Solicitors have complained that they had to report regulatory breaches or low-level offences that they came across in large commercial transactions – such as a copyright licencing infringement or planning law breach – and that this distracted from the focus on money laundering.
The Law Commission came to this conclusion even though its report on the suspicious activity report (SAR) regime, published today, found that this broad definition contributed to too many low-quality SARs being submitted, “undermining the entire process”.
In adopting an ‘all-crimes’ approach, the UK has chosen to exceed the minimum international standards required by EU law or recommended by the Financial Action Task Force, the commission noted.
“This simplifies reporting obligations to some extent because reporters need not try to identify the types of crime that may have been committed.
“However, it does mean that all criminal activity that generates funds or other property is caught by both the consent regime and the required disclosure provisions regardless of the gravity of the crime.”
It said this has had some unintended consequences, such as “the disproportionate burden placed on the legal profession” – and more than half of those who responded to its consultation in support of moving away from the all-crimes approach were from the legal sector.
Research by Dr Sarah Kebbell indicated that three-quarters of all legal sector SARs were authorised disclosures – made voluntarily and triggered by a suspicion that the reporter has encountered criminal property – seeking consent.
“There is a perception that a large number of those reports concern minor offences or ‘regulatory’ offences that technically amount to money laundering because of the definition of criminal property,” the Law Commission said, potentially shifting the focus away from serious crime.
It continued: “For example, a solicitor executing a high-value commercial transaction may identify a regulatory breach or the commission of a low-level offence (such as a copyright licencing infringement or planning law breach).
“Notwithstanding the non-serious nature of the offence, the solicitor will need to submit an authorised disclosure and seek consent to continue.
“So, for example, a solicitor may identify that a client has, at some stage, failed to comply with a tree preservation order during the development of a piece of land (a non-imprisonable offence).
“The transaction would be paused, pending consent from the NCA, resulting in delay and additional costs to all parties involved in the process.”
However, the commission concluded that, while the all-crimes approach was not perfect, it has two principal advantages.
“First, it helps to make the process of submitting SARs as simple as possible for the regulated sector, even if it means some SARs are submitted that will not lead to investigation or prosecution for serious offences.
“Secondly, it places the burden of assessment and triage, where necessary, on law enforcement agencies as those best placed and most qualified to pass judgement.
“It is principally for these reasons and to avoid the potential complexity of the alternatives that we favour the retention of the all-crimes approach.”

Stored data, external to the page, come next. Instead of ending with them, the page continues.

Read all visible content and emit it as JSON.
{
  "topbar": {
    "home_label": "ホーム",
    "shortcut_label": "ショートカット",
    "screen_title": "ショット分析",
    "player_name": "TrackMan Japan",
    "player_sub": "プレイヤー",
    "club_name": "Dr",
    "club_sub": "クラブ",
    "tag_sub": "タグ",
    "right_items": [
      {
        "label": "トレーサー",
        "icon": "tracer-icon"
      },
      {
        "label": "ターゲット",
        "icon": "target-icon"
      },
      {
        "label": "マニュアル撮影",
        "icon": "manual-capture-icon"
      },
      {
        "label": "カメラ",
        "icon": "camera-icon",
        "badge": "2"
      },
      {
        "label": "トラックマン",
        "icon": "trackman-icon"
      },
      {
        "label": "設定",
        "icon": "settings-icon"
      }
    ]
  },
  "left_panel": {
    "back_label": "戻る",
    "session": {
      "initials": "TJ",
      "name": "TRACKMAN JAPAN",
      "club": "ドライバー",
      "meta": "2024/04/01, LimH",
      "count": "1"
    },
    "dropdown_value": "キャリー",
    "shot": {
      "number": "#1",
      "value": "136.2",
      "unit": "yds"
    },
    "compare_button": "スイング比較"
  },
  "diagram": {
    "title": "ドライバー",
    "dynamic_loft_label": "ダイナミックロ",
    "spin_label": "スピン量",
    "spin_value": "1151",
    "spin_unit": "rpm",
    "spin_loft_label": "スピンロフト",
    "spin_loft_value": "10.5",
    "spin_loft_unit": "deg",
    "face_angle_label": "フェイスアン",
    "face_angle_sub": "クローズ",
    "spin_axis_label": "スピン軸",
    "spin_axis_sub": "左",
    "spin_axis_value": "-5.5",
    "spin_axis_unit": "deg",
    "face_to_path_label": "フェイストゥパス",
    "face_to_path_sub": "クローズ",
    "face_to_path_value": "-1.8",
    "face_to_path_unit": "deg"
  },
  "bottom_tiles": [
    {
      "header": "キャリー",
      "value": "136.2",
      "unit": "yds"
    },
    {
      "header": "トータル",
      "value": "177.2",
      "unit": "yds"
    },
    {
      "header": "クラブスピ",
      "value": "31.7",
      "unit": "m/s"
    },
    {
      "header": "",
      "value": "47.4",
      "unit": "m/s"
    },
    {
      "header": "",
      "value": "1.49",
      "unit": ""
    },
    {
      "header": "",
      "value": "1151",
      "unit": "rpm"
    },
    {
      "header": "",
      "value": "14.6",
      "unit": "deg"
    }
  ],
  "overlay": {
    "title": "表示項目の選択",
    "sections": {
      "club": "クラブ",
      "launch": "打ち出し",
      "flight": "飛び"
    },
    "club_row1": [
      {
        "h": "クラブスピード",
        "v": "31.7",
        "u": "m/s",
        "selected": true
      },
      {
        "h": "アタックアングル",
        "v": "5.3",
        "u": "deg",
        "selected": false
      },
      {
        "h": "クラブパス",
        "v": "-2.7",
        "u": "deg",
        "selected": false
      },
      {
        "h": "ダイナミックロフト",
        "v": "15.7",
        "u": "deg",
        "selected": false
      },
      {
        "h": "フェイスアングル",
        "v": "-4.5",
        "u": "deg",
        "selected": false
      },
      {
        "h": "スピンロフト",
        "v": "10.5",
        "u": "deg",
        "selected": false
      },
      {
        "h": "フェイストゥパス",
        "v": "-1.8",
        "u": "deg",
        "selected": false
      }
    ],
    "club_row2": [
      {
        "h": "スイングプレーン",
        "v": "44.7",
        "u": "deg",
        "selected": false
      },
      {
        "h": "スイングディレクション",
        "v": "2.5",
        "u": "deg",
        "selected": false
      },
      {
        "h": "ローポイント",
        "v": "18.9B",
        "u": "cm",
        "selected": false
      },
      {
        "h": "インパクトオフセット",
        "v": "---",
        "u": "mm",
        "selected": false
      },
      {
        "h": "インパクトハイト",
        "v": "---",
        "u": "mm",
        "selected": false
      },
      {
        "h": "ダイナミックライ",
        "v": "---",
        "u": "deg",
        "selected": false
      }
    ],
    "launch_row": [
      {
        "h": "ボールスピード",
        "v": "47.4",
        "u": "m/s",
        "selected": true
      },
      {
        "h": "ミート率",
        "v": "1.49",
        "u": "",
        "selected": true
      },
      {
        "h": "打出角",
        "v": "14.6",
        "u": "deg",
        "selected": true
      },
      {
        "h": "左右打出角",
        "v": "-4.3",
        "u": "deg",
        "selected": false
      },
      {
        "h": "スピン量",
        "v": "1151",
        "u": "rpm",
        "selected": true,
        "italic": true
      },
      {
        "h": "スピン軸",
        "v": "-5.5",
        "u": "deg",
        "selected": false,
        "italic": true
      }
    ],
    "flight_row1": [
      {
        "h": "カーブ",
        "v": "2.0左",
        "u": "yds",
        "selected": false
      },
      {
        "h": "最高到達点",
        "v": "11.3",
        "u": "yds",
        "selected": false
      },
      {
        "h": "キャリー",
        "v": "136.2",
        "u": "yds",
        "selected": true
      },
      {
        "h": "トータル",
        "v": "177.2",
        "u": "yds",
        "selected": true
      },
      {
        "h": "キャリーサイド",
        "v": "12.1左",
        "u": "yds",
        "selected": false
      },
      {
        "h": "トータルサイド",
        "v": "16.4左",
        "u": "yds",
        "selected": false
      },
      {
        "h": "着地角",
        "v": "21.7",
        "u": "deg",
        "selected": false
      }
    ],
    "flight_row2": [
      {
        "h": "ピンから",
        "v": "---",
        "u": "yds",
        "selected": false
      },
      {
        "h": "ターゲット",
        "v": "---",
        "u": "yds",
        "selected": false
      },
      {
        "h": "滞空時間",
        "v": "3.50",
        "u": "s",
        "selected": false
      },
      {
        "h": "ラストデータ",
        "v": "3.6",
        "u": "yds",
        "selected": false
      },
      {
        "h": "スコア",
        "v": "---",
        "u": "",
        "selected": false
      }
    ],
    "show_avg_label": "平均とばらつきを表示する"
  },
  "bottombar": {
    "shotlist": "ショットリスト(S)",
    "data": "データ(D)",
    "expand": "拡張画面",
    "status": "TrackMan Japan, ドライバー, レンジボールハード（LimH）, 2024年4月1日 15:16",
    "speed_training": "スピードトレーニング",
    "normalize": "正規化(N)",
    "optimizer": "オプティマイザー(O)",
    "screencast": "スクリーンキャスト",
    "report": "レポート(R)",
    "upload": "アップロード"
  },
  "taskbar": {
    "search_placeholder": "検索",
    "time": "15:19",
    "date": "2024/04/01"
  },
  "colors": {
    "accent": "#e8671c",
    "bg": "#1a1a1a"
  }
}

But, offering an olive branch, the Law Commission said that “if there was agreement between law enforcement agencies and the regulated sector on specific offences which are considered to generate little in the way of useful intelligence, there could be a greater focus on reporting only serious crimes”.
It said this could be achieved by way of examples included in statutory guidance illustrating what may amount to a reasonable excuse not to lodge an authorised disclosure.
This guidance, on key concepts underpinning the regime, along with a new advisory board and a standardised form for the submission of SARs, were at the heart of the Law Commission’s report to tackle the problem of low-quality SARs.
The number of SARs submitted has doubled over the last decade and continues to rise, culminating in a record 470,000 reports in 2018-19.
As well as the all-crimes approach, the Law Commission said low-quality reports were caused by a “lack of clarity in the definitions of key terms” and the threat of individual criminal liability for officials for a failure to make a disclosure, which “encourages defensive reporting”.
The advisory board – made of experts from the public and private sector – would be charged with ensuring the “continued effectiveness” of the regime, including overseeing the guidance and advising ministers on appropriate improvements and how best to respond to emerging threats.